Step-by-step explanation:
To multiply the rational expressions, first, factorize each expression's numerator and denominator. Then cancel out common factors to simplify.
The given expression factors into [(x² + (-1)x - 20)/(x² + (-3)x - 18)] * [(x² + 9x + 18)/(x² - 25)].
Factorize each quadratic expression:
(x² + (-1)x - 20) factors into (x - 5)(x + 4).
(x² + (-3)x - 18) factors into (x - 6)(x + 3).
(x² + 9x + 18) factors into (x + 6)(x + 3).
(x² - 25) factors into (x - 5)(x + 5).
Now, substitute the factored expressions into the original expression and simplify:
[(x - 5)(x + 4)/(x - 6)(x + 3)] * [(x + 6)(x + 3)/(x - 5)(x + 5)].

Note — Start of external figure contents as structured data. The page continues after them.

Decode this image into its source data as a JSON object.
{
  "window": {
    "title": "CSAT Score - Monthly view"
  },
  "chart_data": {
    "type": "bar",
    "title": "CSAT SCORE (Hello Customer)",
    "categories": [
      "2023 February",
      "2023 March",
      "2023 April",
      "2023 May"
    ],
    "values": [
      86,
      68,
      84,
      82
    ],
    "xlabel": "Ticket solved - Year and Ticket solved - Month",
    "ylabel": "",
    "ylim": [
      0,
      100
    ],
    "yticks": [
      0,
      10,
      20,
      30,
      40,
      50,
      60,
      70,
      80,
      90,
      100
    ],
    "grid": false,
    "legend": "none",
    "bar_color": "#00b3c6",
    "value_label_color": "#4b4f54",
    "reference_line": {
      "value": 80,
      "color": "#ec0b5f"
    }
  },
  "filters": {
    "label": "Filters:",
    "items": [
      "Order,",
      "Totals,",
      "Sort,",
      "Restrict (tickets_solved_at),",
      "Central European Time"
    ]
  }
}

Cancel out the common factors (x - 5) and (x + 3):
[(x + 4)/(x - 6)] * [(x + 6)/(x + 5)].
Further simplify by multiplying the numerators and denominators:
[(x + 4)(x + 6)] / [(x - 6)(x + 5)].
After multiplication, simplify the expression:
(x² + 10x + 24) / (x² - x - 30).
Factorize the numerator and denominator:
(x + 6)(x + 4) / (x - 6)(x + 5).
Finally, cancel out the common factor (x + 6) and (x - 6):
(x + 4)/(x + 5).
This simplified expression, after canceling out common factors, is (x + 4)/(x + 5).